After the Raynham Fire Department spent most of Easter morning battling a stubborn residential blaze in Raynham, Fire Chief James Januse exhaled deeply as he sank into his desk chair back at the station at 11 a.m.
It wasn’t the seven hours on scene that brought about Januse’s sigh, but the thought of yet another firefighter being injured — and how his depleted department will have to continue to overcome a staff shortage.
A stairway collapsed under Lt. Barrett Johnson on Sunday as the veteran firefighter searched for occupants at 650 Orchard Street, a home that was gutted by the blaze but ultimately found empty of inhabitants. Johnson — who suffered a hairline humerus fracture and a dislocated shoulder — is the fifth Raynham firefighter is now out with injuries and will miss significant time.
“We’re hurting,” said Januse. “I’ve never seen anything like this. Never.”
Johnson’s injuries on Sunday marked the second time in as many fire responses that a firefighter suffered an injury. On March 17, Capt. Bryan LaCivita slipped in mulch while fighting a fire on Locust Street and injured his heel, according to Januse.

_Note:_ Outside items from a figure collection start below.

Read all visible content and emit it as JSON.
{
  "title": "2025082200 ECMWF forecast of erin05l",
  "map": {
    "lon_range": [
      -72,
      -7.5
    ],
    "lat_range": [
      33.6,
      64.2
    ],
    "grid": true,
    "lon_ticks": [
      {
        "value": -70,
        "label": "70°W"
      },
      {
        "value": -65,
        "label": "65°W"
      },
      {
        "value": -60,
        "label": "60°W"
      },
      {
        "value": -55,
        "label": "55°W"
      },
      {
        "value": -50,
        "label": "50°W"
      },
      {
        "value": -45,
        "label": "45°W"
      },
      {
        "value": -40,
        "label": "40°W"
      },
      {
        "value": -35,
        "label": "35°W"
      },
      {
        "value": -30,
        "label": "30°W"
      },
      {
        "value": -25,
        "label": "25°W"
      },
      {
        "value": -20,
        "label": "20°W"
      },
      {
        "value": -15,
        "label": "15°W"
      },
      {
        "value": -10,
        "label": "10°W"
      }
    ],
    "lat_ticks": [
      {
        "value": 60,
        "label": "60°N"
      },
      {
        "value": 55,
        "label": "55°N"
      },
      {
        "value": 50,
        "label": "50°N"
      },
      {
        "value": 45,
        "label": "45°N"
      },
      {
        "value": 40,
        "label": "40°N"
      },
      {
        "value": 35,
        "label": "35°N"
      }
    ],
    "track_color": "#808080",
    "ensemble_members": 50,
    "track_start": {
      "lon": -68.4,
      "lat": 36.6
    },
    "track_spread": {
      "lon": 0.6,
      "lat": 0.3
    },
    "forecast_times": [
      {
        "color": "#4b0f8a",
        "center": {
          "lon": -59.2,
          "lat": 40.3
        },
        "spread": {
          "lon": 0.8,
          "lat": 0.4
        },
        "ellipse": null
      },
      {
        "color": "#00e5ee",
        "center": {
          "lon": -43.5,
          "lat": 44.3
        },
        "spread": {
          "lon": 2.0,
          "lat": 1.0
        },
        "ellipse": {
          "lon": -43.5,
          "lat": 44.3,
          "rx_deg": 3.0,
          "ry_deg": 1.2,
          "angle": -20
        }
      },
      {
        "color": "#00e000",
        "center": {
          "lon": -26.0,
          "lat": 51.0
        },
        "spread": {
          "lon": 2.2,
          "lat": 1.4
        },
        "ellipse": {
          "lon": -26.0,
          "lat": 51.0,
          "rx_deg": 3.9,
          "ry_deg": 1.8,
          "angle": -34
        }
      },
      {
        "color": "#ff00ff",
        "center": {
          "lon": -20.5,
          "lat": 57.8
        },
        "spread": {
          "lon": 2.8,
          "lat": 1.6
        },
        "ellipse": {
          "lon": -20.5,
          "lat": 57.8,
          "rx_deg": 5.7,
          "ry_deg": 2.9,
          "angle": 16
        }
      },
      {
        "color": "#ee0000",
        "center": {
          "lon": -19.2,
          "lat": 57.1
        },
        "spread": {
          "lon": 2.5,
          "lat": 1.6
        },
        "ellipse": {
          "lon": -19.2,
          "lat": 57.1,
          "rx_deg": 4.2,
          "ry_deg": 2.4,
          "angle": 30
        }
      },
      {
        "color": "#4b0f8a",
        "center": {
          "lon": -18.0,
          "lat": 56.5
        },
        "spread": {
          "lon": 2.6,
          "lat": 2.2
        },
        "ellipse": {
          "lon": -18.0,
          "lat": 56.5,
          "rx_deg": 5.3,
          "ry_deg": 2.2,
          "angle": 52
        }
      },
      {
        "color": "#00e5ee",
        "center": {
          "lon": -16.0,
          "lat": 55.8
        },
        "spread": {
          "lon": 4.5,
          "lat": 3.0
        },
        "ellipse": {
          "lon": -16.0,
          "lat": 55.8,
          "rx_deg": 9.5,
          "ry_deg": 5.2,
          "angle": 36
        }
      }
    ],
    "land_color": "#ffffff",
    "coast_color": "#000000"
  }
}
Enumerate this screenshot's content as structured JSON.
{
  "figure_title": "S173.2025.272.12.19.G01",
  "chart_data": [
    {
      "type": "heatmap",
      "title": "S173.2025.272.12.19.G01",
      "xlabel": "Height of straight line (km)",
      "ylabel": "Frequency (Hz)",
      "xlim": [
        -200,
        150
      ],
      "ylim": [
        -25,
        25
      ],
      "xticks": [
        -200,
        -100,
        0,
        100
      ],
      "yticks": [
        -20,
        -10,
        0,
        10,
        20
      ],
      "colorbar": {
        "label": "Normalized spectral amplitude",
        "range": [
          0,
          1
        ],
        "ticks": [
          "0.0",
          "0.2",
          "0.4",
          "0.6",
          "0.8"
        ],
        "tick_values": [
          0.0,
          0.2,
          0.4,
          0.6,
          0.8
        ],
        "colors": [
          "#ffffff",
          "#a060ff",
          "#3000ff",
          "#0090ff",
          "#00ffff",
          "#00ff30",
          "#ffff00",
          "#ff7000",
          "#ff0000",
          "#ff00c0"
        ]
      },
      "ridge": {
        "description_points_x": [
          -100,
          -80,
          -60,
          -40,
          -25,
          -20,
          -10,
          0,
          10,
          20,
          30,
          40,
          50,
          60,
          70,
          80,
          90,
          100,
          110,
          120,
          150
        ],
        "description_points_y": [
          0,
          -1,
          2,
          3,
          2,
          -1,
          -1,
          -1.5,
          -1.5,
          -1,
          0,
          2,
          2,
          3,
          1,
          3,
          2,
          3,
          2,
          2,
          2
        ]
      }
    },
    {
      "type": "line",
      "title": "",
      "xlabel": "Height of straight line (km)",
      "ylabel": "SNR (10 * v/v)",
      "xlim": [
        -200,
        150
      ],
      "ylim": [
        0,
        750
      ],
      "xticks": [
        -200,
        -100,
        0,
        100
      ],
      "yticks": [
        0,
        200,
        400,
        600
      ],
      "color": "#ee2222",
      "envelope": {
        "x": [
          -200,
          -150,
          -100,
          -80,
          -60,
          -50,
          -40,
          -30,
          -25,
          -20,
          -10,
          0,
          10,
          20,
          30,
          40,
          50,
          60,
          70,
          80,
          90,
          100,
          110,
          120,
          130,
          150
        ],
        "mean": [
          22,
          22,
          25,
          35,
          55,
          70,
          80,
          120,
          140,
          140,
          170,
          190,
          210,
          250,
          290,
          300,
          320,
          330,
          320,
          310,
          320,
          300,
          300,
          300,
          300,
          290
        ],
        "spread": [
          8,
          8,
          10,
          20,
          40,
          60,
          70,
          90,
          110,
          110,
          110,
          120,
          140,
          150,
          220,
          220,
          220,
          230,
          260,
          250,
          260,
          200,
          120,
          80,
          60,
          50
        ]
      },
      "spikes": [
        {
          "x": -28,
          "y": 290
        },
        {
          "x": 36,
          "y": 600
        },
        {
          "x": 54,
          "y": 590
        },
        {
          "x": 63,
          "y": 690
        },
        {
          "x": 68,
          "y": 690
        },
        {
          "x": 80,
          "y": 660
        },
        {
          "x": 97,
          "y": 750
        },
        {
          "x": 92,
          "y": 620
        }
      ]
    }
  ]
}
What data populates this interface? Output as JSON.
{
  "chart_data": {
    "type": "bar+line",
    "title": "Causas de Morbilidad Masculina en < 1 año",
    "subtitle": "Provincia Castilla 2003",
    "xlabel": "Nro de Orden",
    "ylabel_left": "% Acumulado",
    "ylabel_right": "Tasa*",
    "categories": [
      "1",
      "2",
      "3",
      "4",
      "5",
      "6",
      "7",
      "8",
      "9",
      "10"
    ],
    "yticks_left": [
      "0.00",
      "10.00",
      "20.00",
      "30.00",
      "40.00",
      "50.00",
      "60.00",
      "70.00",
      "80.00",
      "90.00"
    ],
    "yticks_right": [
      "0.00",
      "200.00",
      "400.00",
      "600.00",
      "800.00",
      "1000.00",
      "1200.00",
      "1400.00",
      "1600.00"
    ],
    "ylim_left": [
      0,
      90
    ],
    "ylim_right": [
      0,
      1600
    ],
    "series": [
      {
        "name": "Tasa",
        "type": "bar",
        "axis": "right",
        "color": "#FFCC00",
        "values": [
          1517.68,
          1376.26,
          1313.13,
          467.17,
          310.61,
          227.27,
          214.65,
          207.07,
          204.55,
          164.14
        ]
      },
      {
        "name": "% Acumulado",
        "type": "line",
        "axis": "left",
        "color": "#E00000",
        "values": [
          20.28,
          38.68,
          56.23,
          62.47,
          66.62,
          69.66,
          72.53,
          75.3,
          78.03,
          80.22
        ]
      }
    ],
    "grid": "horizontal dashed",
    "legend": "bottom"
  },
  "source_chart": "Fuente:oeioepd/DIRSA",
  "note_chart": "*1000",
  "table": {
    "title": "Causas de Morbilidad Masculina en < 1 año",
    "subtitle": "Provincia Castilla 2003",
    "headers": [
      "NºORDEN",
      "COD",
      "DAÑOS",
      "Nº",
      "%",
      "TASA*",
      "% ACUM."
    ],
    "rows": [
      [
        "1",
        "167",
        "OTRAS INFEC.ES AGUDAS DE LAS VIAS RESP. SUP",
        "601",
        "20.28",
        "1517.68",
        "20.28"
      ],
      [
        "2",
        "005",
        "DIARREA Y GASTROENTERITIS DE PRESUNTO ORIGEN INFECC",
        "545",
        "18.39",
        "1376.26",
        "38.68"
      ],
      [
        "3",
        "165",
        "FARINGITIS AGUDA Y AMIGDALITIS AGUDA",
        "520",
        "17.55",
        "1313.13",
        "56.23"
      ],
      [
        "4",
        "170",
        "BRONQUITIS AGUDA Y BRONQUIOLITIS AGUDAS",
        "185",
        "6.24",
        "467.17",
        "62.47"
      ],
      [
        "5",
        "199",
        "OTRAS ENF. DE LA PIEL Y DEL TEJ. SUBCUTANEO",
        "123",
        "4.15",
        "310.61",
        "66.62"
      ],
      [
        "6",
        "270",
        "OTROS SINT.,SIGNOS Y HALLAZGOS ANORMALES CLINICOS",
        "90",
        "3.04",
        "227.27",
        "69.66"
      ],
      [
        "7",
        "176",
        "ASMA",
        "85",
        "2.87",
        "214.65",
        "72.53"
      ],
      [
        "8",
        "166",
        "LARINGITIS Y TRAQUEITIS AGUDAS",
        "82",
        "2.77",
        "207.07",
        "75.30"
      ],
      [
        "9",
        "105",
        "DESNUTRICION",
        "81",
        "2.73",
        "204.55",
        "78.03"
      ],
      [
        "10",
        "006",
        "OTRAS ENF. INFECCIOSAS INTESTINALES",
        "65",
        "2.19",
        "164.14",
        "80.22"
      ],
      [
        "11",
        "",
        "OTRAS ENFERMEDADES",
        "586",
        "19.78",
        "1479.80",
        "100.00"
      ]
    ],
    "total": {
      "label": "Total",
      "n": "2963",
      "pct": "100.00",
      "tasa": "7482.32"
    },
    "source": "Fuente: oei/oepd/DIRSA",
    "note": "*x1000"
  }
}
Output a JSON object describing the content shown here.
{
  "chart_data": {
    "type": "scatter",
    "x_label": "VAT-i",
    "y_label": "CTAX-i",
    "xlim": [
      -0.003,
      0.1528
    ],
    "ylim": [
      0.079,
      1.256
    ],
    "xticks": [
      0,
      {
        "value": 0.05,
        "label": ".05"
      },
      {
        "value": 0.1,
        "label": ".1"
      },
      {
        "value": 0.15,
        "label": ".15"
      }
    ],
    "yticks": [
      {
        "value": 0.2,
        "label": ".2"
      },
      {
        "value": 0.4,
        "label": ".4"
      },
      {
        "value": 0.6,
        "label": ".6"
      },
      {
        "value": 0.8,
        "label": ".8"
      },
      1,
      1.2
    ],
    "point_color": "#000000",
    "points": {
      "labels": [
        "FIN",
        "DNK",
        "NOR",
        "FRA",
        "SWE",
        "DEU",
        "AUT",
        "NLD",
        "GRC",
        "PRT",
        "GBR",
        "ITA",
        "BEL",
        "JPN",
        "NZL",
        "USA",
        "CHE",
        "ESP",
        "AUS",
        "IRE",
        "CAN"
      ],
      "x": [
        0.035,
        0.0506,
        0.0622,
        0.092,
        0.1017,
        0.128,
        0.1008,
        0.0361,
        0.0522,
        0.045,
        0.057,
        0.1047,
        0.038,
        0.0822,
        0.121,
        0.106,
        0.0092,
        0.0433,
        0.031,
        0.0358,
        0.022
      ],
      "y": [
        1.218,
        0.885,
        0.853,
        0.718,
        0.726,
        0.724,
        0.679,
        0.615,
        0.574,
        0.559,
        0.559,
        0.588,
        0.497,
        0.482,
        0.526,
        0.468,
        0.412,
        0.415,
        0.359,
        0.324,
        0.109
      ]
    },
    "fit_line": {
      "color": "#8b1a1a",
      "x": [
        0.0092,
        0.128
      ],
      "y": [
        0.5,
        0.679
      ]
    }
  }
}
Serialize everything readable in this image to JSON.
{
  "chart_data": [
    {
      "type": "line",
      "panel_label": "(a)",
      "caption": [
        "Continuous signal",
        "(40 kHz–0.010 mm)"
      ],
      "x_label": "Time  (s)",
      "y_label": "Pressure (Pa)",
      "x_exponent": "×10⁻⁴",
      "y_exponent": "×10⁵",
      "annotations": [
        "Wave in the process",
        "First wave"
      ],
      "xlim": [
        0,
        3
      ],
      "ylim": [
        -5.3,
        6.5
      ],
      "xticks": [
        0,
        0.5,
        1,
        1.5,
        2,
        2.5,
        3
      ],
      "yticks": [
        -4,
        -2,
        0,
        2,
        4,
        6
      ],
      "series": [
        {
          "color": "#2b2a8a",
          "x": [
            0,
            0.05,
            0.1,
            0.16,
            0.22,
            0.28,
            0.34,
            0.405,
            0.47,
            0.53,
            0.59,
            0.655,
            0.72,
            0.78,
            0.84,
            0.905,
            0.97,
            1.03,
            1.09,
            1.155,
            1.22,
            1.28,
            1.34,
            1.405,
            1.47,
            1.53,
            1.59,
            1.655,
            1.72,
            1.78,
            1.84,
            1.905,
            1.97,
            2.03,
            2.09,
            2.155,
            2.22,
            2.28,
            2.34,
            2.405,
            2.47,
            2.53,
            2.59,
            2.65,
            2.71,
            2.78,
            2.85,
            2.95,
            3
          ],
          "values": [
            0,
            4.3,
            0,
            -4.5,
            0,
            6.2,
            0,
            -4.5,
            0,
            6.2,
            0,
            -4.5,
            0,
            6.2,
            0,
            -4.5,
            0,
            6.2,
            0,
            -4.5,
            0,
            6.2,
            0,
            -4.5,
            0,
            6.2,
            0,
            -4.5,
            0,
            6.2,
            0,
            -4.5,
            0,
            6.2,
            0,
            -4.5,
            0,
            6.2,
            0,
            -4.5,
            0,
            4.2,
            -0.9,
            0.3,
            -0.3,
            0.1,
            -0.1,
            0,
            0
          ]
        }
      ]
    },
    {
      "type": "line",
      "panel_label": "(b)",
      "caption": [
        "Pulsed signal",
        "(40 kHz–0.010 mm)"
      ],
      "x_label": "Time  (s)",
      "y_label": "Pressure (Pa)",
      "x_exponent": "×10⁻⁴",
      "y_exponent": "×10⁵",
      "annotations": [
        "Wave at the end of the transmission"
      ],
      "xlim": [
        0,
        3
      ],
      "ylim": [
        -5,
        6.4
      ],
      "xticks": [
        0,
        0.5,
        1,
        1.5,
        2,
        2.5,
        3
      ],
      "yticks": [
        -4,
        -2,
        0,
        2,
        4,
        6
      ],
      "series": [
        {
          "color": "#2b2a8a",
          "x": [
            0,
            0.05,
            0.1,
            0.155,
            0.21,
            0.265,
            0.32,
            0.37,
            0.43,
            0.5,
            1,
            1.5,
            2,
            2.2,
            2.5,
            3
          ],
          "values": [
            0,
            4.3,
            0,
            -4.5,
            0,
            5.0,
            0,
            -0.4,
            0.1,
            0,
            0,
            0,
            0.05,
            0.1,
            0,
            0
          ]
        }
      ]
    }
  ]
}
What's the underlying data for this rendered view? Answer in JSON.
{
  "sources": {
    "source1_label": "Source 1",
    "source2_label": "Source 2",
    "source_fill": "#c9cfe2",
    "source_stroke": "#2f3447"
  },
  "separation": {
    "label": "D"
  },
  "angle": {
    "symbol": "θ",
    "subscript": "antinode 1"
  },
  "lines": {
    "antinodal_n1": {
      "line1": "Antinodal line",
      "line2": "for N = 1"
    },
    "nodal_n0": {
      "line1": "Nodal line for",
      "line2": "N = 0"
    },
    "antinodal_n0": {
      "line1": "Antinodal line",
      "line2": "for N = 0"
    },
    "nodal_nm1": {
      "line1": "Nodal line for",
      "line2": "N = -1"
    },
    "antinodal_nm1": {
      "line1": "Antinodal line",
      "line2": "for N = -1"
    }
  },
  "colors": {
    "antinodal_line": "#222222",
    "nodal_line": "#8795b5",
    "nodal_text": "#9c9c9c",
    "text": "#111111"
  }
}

LaCivita and Johnson are each expected to be out for two months, the chief said. Johnson’s fall and LaCivita’s slip while fighting fires are the most common types of moderate-to-severe injury-causing incidents on-scene at fires, according to the National Fire Protection Association. A 2013 report from the group estimated that one-third of injuries of that severity resulted from falling, slipping or tripping, which was the leading cause.